Trainen van lange afstand wedstrijdzwemmen in open water 12

De energiestofwisseling!

{informeren  &  kennis overdragen door Gerard Meurs}

Basiskenniskennis van de energiestofwisseling draagt bij aan een beter begrip van de trainings- en voedingsleer. Marathonzwemmers die hun vetstofwisseling niet goed getraind hebben, kunnen na een flink aantal kilometers de ‘muur’ of de man met de ‘hamer’ verwachten. Het voordeel van ons lichaam ten opzichte van een auto bestaat eruit dat we behalve twee energiesystemen voor kortdurende, veerkrachtige prestaties [ATP & creatinefosfaat] nog twee ‘benzinetanks’ voor duursporten beschikken, t.w.:

  1. het vetdepot, een relatief lichte, maar reusachtige energievoorraad, die voor vele marathons voldoende zou zijn;
  2. de koolhydraten, waarvan voorraden in de zogeheten glycogeendepots in de lever en het spierstelsel slechts beperkt zijn opgeslagen.

Een super lange afstandszwemmer kan op glycogeen alleen ongeveer zo’n 1 tot 1,5 uur zwemmen. Omdat vetten in toereikende mate aanwezig zijn, worden ze zoals diesel als duurbrandstof bij geringe tot middelmatige intensiteiten gebruikt. Glycogeen daarentegen is ‘superkrachtstof’ die voor het gasgeven, dus in het bijzonder voor gemiddelde tot hoge intensiteiten, gereserveerd blijft. De glycogeenvoorraden bij personen die aan duursporten doen zijn met ongeveer het dubbele van die van gewone mensen. Lange afstandszwemmers moeten behalve over een grote glycogeentank ook over een goed getrainde vetstofwisseling beschikken. En dat wordt nogal eens verwaarloosd. Per verbruikte zuurstof leveren koolhydraten echter meer energie dan vetten. Dat is de reden waarom het lichaam bij een hoger tempo meer koolhydraten moet beschikken. Uit proteïnen[eiwitten] worden overwegend lichaamsstructuren opgebouwd. In het ongunstige geval dat de koolhydraten opraken, kan uit proteïnen ook glucose aangemaakt worden[gluconeogenese].

Vetstofwisseling

Vetreserves worden niet alleen opgeslagen in het onderhuidse weefsel en binnen in de buikholte.

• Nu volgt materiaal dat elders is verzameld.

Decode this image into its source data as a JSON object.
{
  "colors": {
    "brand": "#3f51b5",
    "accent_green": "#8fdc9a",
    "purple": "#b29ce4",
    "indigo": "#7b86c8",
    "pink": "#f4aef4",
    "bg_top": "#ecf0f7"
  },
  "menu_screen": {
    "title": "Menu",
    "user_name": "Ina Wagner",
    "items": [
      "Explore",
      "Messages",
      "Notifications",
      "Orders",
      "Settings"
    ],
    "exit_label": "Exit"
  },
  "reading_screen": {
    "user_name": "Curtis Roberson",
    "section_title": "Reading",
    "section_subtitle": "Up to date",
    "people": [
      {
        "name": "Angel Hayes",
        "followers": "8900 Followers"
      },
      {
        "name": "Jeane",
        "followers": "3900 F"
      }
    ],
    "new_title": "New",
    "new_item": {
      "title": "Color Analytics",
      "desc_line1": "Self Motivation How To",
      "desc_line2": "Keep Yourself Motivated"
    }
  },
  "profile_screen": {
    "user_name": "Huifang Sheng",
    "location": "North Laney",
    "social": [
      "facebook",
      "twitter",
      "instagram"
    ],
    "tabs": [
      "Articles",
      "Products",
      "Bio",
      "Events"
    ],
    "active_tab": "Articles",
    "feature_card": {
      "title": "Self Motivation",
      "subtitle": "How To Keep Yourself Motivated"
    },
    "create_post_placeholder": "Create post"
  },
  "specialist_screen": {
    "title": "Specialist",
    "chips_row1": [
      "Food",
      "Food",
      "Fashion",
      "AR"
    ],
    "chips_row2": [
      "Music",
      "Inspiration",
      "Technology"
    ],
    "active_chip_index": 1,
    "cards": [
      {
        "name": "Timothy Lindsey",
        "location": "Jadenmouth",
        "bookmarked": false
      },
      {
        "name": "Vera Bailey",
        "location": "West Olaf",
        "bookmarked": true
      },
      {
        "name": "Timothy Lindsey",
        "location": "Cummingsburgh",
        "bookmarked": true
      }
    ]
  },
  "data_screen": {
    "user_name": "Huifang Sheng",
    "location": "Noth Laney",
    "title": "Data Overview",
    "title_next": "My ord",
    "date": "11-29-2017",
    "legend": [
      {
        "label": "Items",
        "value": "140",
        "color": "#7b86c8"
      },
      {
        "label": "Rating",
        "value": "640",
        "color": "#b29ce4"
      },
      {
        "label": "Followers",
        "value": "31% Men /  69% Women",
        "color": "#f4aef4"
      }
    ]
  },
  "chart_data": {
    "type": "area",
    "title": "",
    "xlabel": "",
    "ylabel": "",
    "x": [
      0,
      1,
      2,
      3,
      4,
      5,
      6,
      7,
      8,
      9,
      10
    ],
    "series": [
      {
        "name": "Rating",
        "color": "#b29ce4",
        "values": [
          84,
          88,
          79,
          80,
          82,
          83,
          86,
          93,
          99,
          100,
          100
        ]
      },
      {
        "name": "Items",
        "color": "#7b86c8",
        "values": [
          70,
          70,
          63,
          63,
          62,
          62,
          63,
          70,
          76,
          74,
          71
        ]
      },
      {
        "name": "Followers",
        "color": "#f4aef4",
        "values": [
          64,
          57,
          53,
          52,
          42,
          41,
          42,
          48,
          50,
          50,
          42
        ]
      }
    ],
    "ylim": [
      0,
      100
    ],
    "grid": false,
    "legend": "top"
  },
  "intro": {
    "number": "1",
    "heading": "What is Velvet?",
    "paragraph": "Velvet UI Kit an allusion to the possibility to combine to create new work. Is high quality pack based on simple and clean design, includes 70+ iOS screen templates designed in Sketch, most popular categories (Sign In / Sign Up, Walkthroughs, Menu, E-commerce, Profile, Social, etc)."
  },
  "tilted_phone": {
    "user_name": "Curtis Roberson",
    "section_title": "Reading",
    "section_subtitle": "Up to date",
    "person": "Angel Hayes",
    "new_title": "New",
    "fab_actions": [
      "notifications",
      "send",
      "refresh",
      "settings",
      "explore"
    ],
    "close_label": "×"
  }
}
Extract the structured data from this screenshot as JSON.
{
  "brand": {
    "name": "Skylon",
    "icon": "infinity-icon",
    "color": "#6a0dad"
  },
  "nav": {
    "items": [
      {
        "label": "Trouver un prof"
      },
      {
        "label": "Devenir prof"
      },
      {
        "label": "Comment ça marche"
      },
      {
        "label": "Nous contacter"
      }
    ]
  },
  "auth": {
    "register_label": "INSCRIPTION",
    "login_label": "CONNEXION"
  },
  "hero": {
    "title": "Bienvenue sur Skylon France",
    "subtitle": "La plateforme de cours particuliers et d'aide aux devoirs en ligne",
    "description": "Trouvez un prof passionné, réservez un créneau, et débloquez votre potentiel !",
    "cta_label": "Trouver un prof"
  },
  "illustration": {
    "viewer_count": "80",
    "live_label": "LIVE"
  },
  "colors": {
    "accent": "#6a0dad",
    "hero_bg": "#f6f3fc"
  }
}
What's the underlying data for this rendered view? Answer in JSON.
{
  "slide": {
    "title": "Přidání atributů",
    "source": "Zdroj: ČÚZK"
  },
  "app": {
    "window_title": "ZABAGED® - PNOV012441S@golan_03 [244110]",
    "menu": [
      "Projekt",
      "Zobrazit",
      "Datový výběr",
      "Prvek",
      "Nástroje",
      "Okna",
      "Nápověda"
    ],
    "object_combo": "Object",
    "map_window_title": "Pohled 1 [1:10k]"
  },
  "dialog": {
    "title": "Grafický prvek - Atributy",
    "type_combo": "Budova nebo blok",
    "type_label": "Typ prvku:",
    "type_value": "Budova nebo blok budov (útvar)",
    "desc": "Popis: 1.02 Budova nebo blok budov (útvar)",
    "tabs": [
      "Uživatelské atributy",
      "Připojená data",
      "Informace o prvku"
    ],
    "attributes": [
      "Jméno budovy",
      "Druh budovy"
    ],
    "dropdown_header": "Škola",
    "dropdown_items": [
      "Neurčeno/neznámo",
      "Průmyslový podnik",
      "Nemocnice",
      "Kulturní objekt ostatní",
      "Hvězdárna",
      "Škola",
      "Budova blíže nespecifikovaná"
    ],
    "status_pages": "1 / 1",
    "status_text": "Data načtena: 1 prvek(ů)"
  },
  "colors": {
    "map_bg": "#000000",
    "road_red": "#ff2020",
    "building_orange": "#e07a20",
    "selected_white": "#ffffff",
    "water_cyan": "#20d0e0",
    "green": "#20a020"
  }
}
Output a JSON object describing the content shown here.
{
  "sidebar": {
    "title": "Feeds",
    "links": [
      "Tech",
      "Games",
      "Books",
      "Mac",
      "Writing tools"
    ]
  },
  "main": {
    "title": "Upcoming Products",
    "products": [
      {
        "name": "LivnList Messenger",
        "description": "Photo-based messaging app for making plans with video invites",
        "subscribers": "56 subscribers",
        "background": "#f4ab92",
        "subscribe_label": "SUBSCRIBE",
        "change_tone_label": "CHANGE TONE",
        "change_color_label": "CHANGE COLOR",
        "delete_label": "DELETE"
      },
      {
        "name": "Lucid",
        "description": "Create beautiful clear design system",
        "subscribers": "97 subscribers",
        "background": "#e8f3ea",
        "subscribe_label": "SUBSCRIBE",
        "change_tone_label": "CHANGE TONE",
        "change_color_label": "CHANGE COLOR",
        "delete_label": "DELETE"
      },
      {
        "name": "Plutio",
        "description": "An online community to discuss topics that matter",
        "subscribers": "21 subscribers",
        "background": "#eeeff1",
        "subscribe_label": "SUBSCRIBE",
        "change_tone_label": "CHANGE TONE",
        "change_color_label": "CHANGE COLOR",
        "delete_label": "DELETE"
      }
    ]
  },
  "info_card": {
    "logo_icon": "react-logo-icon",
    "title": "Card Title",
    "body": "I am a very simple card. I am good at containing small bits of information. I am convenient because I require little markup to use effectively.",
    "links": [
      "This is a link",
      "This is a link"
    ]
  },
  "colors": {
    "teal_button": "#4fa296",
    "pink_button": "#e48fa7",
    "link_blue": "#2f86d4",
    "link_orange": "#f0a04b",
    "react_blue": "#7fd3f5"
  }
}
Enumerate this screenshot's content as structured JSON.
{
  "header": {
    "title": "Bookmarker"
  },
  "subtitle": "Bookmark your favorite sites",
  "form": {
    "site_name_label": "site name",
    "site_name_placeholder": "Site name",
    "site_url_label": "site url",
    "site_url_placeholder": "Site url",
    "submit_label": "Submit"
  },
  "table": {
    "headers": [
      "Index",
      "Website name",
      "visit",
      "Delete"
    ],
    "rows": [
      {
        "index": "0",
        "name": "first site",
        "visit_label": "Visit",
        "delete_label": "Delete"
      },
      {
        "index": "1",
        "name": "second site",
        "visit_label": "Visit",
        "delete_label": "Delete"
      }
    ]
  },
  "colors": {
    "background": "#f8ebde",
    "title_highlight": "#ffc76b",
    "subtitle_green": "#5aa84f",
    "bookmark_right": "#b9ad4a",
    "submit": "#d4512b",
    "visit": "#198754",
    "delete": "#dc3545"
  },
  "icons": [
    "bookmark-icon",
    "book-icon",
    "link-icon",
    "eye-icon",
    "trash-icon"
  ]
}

Vooral bij super langeafstandszwemmers zitten in de spiecellen lipidedruppels als beschikbare functionele vetten. De vetafbraak[lipolyse] vindt plaats door opsplitsing in glycerine en vetzuren, die met zuurstof in de krachtcentrales van de cellen, de zogeheten mitochondriën voor de energiewinning geoxideerd worden. Het lichaamseigen carnitine bevordert daarbij dat de vetzuren worden binnengeloodst in de mitochondriën. Bij belastingen die meerdere uren duren, kan de energiebehoefte grotendeels door de vetafbraak worden gedekt. Dat onderstreept het belang van de rustige duuropdracht [vetstofwisselingstraining] voor marathonzwemmers. Bij een sterke verzuring van de spieren, d.w.z. bloedlactaatwaarden van meer dan zeven millimol per liter als biochemische maateenheid, wordt de vetafbraak geremd. Helaas trainen veel sporters met als doel de marathon met een daarvoor volkomen ineffectieve belasting. Bij een hoge intensiteit verbruikt men weliswaar meer kilocalorieën, maar wel de verkeerde. Het gaat niet om de vetkussentjes, maar om de koolhydraten- voorraden, die later weer snel worden aangevuld. Trainen voor vetstofwisseling betekent langer en langzaam trainen!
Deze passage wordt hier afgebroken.